I completed a task for the front end of our racer! There's been a lot of movement on many of the almost two dozen tasks on that list, but none has been finished until now. I cleaned the grease from the lawnmower differential. I know, it doesn't sound like much. Until you see the difference.
I applied most of a can of Easy Off, attached a hose to the washing machine's hot water, and used a pressure washer attachment with the hose. I let it sit for 20 minutes then hosed it down with hot water. Then I did it again. It cleaned up rather nicely.

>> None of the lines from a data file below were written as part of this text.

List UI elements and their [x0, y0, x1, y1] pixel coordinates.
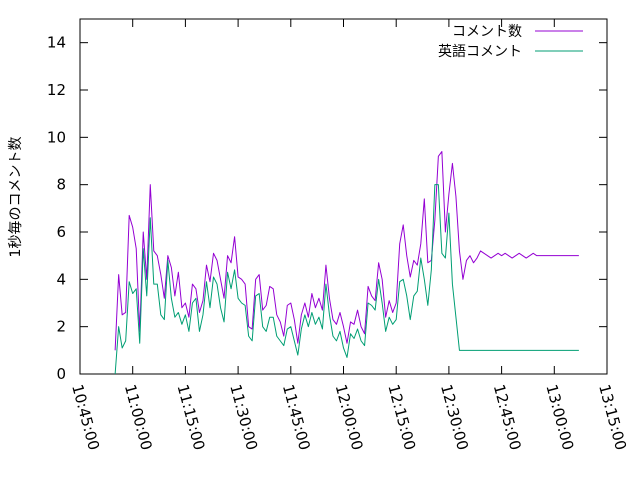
y-tick-label: 12: [47, 81, 66, 99]
x-tick-label: 11:30:00: [226, 382, 261, 452]
legend-label-english-comments: 英語コメント: [438, 43, 522, 60]
y-tick-label: 10: [47, 128, 66, 146]
legend: コメント数 英語コメント: [438, 24, 583, 60]
y-tick-label: 14: [47, 34, 66, 52]
x-tick-label: 12:00:00: [332, 382, 367, 452]
x-tick-label: 12:45:00: [490, 382, 525, 452]
x-tick-label: 12:15:00: [384, 382, 419, 452]
legend-label-comments: コメント数: [452, 24, 522, 40]
y-tick-label: 0: [56, 365, 66, 383]
plot-area: [79, 18, 608, 375]
y-tick-label: 6: [56, 223, 66, 241]
x-tick-label: 12:30:00: [437, 382, 472, 452]
y-tick-label: 4: [56, 270, 66, 288]
x-tick-label: 11:45:00: [279, 382, 314, 452]
x-tick-label: 10:45:00: [68, 382, 103, 452]
x-tick-label: 11:00:00: [121, 382, 156, 452]
x-tick-label: 13:15:00: [595, 382, 630, 452]
series-layer: [114, 151, 579, 375]
y-tick-label: 2: [56, 318, 66, 336]
y-axis: 0 2 4 6 8 10 12 14: [47, 34, 607, 383]
x-tick-label: 13:00:00: [542, 382, 577, 452]
x-tick-label: 11:15:00: [174, 382, 209, 452]
series-line-1: [114, 184, 579, 375]
plot-border: [79, 18, 608, 375]
x-axis: 10:45:00 11:00:00 11:15:00 11:30:00 11:45:00…: [68, 19, 630, 452]
y-axis-label: 1秒毎のコメント数: [8, 137, 24, 258]
series-line-0: [114, 151, 579, 351]
y-tick-label: 8: [56, 176, 66, 194]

Generally speaking, a differential is what keeps driven wheels on the same axle from skidding sideways when a vehicle turns. The outside wheel has to travel farther than the inside wheel to keep the vehicle in the turn. If the drive wheels spun at the same rate, the vehicle would tend to twist and skid away from the turn and make vehicle handling problematic. To avoid that skidding, the wheel on the outside of the turn has to turn slightly faster than the wheel on the inside of the turn.
The entire differential spins, but the shafts turn independently of the gear attached to the main housing (the ring gear). The shafts are also coupled to each other using bevel gears. So, if you hold the housing and spin one of the shafts, the other shaft spins in the opposite direction.
In practice, if one shaft starts spinning faster than the differential (the outside tire during a turn) then the other wheel will automagically slow down the same amount to compensate and keep the vehicle from skidding. Now that I know all this, I look at my Subaru Impreza with new wonder.